Le projet de loi fédéral sur le logement est entré en vigueur sans l’approbation du président Donald Trump. Ce dernier avait annoncé qu’il ne signerait pas le texte, mais il n’a pas opposé son veto dans le délai imparti par la Constitution, permettant ainsi à la loi de s’appliquer automatiquement.
Un scénario constitutionnel rare
Aux États-Unis, un projet de loi adopté par le Congrès devient loi si le président ne le signe pas et ne le veto pas dans un délai de dix jours (hors dimanches). En refusant d’agir, Donald Trump a donc laissé le texte entrer en vigueur sans son aval.

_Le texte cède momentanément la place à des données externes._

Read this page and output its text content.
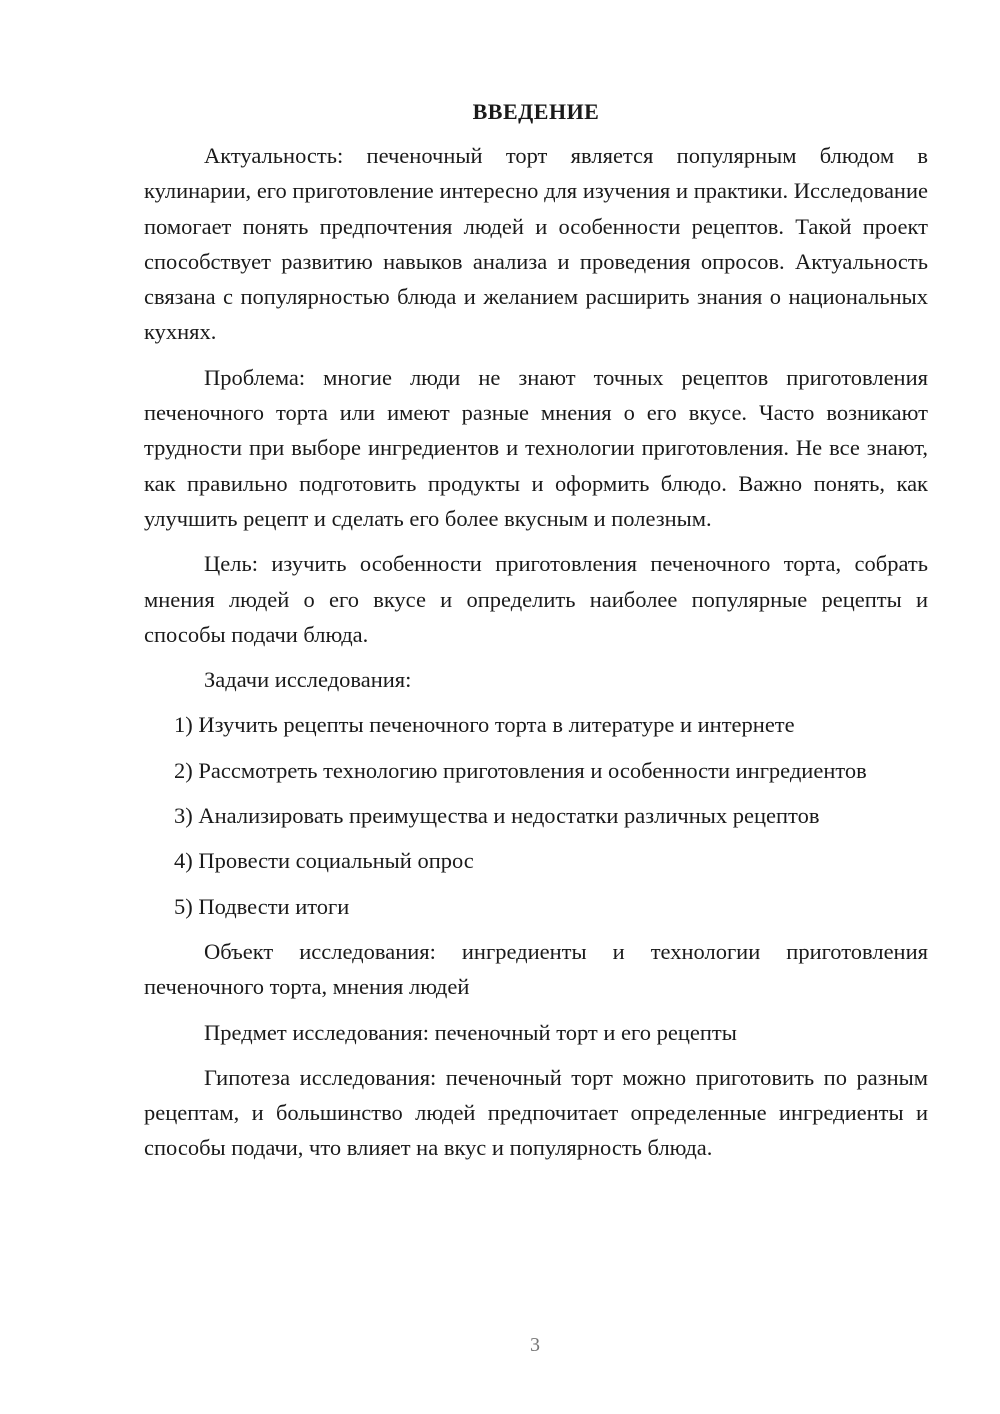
ВВЕДЕНИЕ

Актуальность: печеночный торт является популярным блюдом в кулинарии, его приготовление интересно для изучения и практики. Исследование помогает понять предпочтения людей и особенности рецептов. Такой проект способствует развитию навыков анализа и проведения опросов. Актуальность связана с популярностью блюда и желанием расширить знания о национальных кухнях.

Проблема: многие люди не знают точных рецептов приготовления печеночного торта или имеют разные мнения о его вкусе. Часто возникают трудности при выборе ингредиентов и технологии приготовления. Не все знают, как правильно подготовить продукты и оформить блюдо. Важно понять, как улучшить рецепт и сделать его более вкусным и полезным.

Цель: изучить особенности приготовления печеночного торта, собрать мнения людей о его вкусе и определить наиболее популярные рецепты и способы подачи блюда.

Задачи исследования:

1) Изучить рецепты печеночного торта в литературе и интернете

2) Рассмотреть технологию приготовления и особенности ингредиентов

3) Анализировать преимущества и недостатки различных рецептов

4) Провести социальный опрос

5) Подвести итоги

Объект исследования: ингредиенты и технологии приготовления печеночного торта, мнения людей

Предмет исследования: печеночный торт и его рецепты

Гипотеза исследования: печеночный торт можно приготовить по разным рецептам, и большинство людей предпочитает определенные ингредиенты и способы подачи, что влияет на вкус и популярность блюда.

3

Cette procédure, prévue par la Constitution, est rarement utilisée, les chefs d’État signant généralement les textes qu’ils approuvent ou les rejetant formellement.
Dans une déclaration publique, le président a expliqué qu’il ne souhaitait pas apposer sa signature sur ce qu’il considère comme un projet législatif imparfait, tout en maintenant son attention sur d’autres priorités, notamment les mesures d’identification des électeurs.
Un compromis parlementaire de longue haleine
Le texte final a été adopté par les deux chambres du Congrès après de longs mois de négociations entre républicains et démocrates. Il prévoit un ensemble de dispositions visant à faciliter l’accès au logement, à soutenir la construction de logements abordables et à encadrer les loyers dans certaines zones tendues. Le président de la Chambre des représentants avait transmis le projet à la Maison-Blanche fin juin, après un vote de dernière minute.
Le refus de Donald Trump de signer la loi intervient après une série de déclarations contradictoires. Le 24 juin, il avait annulé une cérémonie de signature prévue, critiquant certains aspects du texte. Le 29 juin, il jugeait le projet « sans importance » et refusait de s’engager à le promulguer. Le 2 juillet, il le qualifiait de « bien » sans pour autant agir. Son opposition de principe n’a toutefois pas été jusqu’au veto, qui aurait obligé le Congrès à réunir une majorité des deux tiers pour passer outre.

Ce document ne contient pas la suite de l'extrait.